Sesuatu banget . . .cetar membahana badai.
Malam
hari saya sampai di stasiun kereta api Banyuwangi. Semalaman saya
menginap di bumi Blambangan warisan Minak Jinggo ini. Ya masih sangat
jelas kuingat sudut-sudut kota ini, sebab aku memang dilahirkan dan
dibesarkan di daerah yang bersuku asli osing ini. Saya menghabiskan masa
kecil di daerah ini. Demikian juga saat sekolah nanti. SD, SMP, dan SMA
aku rampungkan dengan manis di daerah ini. Baru setelah SMA aku
meninggalkan tempat ini untuk melanjutkan studi dan mengembara mencari
hakikat diri.
Semalam
aku menginap di bumi nenek moyangku ini. Aku tidur di bangku pelabuhan
di kota ini. Nyenyak sekali . . .sebab nyamuk-nyamuk pada pergi, dia
tahu sejak kemarin saya belum mandi.
Minggu
dini hari, menggunakan pelayaran pertama kapal fery, aku meninggalkan
pelabuhan Banyuwangi. Hanya setengah jam pelayaran, saya sudah
menginjakkan kaki di Pulau Bali.
Duh
senangnya hati ini. Semilir angin pagi menyapaku ramah mengenalkanku
lebih dalam tentang pulau ini. Hangatnya mentari pagi mengingatkanku
akan misi sebenarnya kepergianku kali ini. Ya aku ingin melihat
penangkaran Jalak bali di habitatnya yang asli. Bukan penangkaran yang
di Kota Solo atau penangkaran yang berada di Kabupaten Klaten apa lagi
yang di penangkaranku sendiri. Ya . . . memang aku ingin melihat
penangkaran di habitatnya yang asli.
Saat
asyiknya saya menyusuri pantai tiba-tiba seorang kakek tua tegap
berdiri di depanku dan menatapku tiada henti. “Aku tahu, anda bukan
penduduk sini”, kata sang kakek membuatku heran tiada bertepi. “Kok
kakek tahu, saya bukan orang sini ?” tanyaku mengerti. “He he heh . . .”
kakek itu malah terkekeh seakan memamerkan gusinya yang sudah tidak
bergigi. “Baumu . . . baumu . . . bukan bau orang sini” katanya
menjelaskan bahwa bauku bukan bau penduduk asli. “Penduduk sini rajin
mandi, sedangkan kamu sudah dua hari tidak mandi . . .he he he” kata
kakek itu lagi. “Sialan dia tahu aku tidak mandi sudah dua hari . . .
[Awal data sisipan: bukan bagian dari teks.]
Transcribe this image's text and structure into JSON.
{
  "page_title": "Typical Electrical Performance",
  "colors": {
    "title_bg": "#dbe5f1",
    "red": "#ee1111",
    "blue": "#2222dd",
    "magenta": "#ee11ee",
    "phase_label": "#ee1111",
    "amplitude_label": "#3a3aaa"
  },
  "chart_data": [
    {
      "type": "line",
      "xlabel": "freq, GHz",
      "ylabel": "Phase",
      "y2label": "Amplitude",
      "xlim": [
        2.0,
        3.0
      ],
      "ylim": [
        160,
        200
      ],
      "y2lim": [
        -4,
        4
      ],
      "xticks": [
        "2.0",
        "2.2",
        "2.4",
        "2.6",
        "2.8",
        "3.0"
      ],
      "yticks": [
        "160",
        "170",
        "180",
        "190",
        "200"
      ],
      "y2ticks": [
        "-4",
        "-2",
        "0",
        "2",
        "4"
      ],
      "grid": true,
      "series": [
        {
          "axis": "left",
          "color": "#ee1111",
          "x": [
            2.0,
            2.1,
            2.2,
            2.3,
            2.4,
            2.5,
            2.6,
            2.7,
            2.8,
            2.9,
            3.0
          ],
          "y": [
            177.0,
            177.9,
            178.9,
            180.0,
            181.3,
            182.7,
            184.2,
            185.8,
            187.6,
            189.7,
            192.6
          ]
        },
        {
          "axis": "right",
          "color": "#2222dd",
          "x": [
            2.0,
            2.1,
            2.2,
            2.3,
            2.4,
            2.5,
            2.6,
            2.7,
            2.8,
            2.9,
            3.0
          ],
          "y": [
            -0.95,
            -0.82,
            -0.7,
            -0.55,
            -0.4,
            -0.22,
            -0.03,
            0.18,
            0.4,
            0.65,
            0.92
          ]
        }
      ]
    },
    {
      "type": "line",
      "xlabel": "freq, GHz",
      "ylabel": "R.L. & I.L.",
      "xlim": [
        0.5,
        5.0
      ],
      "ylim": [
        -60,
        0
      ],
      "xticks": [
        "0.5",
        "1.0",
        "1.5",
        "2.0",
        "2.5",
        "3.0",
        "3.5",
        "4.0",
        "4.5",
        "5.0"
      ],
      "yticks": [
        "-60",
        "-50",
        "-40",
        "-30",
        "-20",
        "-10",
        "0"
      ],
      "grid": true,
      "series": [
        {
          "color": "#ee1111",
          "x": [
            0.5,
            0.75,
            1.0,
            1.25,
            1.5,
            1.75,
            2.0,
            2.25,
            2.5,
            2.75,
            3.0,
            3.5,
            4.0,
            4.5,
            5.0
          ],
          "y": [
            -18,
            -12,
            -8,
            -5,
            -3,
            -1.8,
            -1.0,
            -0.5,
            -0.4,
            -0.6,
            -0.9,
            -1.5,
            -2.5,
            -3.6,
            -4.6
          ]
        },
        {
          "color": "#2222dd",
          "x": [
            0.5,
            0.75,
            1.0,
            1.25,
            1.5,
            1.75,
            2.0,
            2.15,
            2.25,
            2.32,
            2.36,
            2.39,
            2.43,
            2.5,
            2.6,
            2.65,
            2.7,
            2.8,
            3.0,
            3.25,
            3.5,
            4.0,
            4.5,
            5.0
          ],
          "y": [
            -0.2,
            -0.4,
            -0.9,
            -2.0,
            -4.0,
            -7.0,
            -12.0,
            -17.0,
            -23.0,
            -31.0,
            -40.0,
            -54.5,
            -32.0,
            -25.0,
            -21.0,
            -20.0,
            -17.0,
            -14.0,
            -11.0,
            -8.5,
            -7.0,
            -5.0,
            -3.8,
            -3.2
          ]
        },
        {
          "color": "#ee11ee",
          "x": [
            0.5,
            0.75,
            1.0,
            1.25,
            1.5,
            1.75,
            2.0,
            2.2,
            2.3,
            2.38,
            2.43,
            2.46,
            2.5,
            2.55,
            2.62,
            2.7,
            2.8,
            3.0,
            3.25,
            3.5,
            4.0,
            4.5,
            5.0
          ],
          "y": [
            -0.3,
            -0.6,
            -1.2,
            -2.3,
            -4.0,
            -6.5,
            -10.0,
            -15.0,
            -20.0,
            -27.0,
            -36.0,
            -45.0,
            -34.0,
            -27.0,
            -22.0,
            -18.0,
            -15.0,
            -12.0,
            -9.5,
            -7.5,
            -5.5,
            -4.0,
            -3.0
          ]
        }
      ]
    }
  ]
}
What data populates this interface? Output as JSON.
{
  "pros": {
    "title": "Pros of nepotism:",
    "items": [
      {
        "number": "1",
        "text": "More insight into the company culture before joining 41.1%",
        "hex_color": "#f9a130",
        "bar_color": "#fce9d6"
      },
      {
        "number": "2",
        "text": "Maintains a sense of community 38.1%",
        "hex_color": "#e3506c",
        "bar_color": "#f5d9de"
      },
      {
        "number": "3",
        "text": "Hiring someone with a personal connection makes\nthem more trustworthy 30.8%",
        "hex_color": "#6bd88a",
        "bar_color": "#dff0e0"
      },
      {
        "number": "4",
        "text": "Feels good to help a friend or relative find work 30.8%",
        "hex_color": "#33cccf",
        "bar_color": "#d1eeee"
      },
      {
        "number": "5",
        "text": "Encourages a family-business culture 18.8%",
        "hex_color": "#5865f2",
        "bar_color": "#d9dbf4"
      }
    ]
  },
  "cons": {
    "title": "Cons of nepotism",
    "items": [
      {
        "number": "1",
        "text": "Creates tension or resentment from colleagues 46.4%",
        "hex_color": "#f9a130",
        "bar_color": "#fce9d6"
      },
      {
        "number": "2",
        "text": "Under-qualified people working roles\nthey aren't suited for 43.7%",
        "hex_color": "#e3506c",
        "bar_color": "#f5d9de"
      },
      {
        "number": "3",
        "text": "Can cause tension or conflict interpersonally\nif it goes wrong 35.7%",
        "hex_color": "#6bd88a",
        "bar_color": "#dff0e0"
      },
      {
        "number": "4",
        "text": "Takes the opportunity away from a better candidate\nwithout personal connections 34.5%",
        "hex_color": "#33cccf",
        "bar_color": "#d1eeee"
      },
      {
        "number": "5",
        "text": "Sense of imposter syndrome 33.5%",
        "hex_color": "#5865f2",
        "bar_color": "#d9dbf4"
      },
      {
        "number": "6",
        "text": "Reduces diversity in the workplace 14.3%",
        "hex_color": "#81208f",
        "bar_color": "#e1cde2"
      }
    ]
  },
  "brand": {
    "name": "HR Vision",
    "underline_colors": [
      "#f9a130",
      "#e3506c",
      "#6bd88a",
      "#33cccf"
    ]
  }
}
maklum dalam perjalanan hal yang paling sering aku lupakan memang
masalah mandi” bisikku dalam hati.
“Aku
tahu kamu kesini, ke pulau bali ini ingin melihat penangkaran Curik
Bali” katanya membuyarkan lamunan ini. “Iya benar kek, saya memang ingin
melihat penangkaran Curik Bali di pulau ini” kataku buru-buru
menimpali. “Baiklah akan aku ceritakan seutuhnya tentang penangkaran
Curik Bali di sini”, kata kakak memulai.
Itu
hutan yang di depan kita itu adalah bagian dari Taman Nasional Bali
Barat. Di sana ada penangkaran Curik Bali, tepatnya berada di desa Tegal
Bunder, Sumber Klampok, Gerokgak, Singaraja. Orang-orang itu sudah
menangkarkan Curik Bali ini sejak bulan April 1995. Sudah lama kan ?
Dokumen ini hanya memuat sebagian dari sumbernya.